Nalanda Analytica was founded in 2020 out of a shared conviction among its co-founders: that the region has transformative potential that can be unlocked with the right institutions and policies. Educated at the world's top universities and with decades of experience in government, international organizations, and the private sector throughout Latin America, we created a firm that didn't exist before: one that combines analytical depth, strategic vision, and operational capacity to make things happen in highly complex environments.
We operate through a network of experts in each country of the region - not as correspondents, but as top-level collaborators with whom we have been working for years.


Our Approach
The problems our clients face—trade associations, governments, and companies in critical sectors—rarely have a single dimension. They are simultaneously technical, legal, political, and reputational.
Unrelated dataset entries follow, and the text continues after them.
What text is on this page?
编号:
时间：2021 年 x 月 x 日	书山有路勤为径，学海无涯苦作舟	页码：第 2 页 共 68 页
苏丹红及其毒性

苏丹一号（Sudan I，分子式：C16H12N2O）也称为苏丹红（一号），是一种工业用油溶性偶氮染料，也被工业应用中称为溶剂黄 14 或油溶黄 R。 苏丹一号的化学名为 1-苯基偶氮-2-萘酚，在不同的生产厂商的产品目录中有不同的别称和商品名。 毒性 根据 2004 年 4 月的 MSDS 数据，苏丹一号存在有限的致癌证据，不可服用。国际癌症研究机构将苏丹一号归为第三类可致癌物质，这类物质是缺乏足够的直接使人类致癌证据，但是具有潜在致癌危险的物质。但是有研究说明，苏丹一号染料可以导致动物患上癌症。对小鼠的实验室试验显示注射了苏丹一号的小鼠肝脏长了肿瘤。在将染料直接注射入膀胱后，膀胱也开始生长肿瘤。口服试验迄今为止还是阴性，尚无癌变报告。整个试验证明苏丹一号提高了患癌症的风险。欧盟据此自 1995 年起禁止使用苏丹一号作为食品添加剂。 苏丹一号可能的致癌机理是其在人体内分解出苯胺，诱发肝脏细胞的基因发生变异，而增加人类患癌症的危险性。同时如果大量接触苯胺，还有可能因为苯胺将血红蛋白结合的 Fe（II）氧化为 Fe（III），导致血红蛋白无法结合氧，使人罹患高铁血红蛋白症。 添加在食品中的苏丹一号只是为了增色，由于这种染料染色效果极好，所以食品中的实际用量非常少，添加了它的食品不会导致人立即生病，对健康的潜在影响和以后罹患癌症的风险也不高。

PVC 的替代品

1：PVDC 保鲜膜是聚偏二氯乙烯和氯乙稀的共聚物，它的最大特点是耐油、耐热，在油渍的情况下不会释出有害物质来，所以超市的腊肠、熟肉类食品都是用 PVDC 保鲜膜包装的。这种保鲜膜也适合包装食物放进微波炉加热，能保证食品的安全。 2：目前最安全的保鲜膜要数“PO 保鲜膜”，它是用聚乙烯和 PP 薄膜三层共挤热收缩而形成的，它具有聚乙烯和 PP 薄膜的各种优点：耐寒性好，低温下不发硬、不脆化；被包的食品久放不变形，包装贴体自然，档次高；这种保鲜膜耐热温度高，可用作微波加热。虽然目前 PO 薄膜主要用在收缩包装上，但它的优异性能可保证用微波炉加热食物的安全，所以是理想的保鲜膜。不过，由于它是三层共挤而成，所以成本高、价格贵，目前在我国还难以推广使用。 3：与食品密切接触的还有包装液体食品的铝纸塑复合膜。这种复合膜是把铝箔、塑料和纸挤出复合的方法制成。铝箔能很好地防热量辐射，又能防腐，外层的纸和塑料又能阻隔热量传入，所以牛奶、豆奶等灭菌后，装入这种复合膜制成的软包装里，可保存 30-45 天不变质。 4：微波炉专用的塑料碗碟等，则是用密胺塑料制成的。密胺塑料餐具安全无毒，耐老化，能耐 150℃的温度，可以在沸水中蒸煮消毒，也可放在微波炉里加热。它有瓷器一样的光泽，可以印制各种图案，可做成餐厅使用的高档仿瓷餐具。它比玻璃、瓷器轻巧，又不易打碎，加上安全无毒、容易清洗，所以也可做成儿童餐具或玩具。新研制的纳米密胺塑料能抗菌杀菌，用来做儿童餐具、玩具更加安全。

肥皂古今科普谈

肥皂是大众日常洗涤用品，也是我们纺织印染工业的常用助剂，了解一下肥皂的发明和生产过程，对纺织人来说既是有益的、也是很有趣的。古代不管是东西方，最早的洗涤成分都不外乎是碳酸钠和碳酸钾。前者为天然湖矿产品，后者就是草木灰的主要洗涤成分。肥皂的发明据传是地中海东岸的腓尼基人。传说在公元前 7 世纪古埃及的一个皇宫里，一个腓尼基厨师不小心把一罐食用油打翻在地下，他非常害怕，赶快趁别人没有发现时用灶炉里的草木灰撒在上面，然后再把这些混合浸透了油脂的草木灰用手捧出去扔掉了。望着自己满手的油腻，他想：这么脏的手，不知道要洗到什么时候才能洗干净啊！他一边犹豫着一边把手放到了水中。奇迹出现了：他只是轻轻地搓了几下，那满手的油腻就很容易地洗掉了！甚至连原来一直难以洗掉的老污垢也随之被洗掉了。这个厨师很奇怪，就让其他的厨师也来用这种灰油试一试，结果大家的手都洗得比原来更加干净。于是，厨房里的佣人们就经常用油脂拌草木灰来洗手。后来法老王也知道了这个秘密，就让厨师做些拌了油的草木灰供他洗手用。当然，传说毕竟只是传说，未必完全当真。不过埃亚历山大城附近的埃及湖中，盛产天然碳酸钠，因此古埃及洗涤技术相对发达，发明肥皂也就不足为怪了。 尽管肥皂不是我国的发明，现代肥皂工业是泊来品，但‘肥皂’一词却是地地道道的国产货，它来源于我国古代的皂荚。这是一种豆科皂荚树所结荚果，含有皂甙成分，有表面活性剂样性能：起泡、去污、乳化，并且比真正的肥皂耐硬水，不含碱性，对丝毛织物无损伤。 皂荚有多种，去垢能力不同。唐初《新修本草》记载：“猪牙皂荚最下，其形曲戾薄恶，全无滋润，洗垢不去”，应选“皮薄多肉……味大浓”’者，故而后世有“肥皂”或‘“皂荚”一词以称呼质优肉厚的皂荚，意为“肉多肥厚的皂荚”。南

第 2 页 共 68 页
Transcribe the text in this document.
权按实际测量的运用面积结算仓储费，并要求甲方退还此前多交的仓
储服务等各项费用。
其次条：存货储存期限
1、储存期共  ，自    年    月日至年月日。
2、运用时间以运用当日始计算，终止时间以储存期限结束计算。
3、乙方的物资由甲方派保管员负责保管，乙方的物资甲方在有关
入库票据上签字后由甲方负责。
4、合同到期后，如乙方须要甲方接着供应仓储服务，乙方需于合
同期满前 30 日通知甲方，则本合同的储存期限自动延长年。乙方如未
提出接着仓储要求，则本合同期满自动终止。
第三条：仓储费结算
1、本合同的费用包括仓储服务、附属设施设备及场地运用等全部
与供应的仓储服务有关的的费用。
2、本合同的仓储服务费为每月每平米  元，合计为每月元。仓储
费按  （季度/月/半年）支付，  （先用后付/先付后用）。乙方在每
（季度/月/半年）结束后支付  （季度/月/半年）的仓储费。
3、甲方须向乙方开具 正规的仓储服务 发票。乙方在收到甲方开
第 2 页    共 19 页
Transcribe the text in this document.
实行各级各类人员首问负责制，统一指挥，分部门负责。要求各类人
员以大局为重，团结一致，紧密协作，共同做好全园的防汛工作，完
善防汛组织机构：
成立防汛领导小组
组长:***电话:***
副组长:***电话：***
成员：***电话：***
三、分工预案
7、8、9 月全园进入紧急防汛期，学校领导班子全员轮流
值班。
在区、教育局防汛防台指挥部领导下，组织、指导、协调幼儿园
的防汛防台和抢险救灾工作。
That's why we don't organize ourselves as a law firm, a conventional consultancy, or a think tank. We are all three at once, when the problem demands it.
This way of working stems from three convictions.
Designing better solutions requires recognizing one's own biases and approaching problems from multiple perspectives: not only from technical expertise, but also incorporating participation, competence, and resilience as central dimensions of the analysis.
The effectiveness of any regulatory or legal response requires a continuous review of the technical, economic, and governance paradigms that underpin it. Frameworks become outdated; problems do not.
And that the development of Latin America ultimately depends on institutions and policies capable of responding intelligently and promptly to the real needs of its population.
These convictions guide both the design of a regulatory reform, and the facilitation of co-creation spaces between actors in conflict over resources such as water, or an intervention before high courts.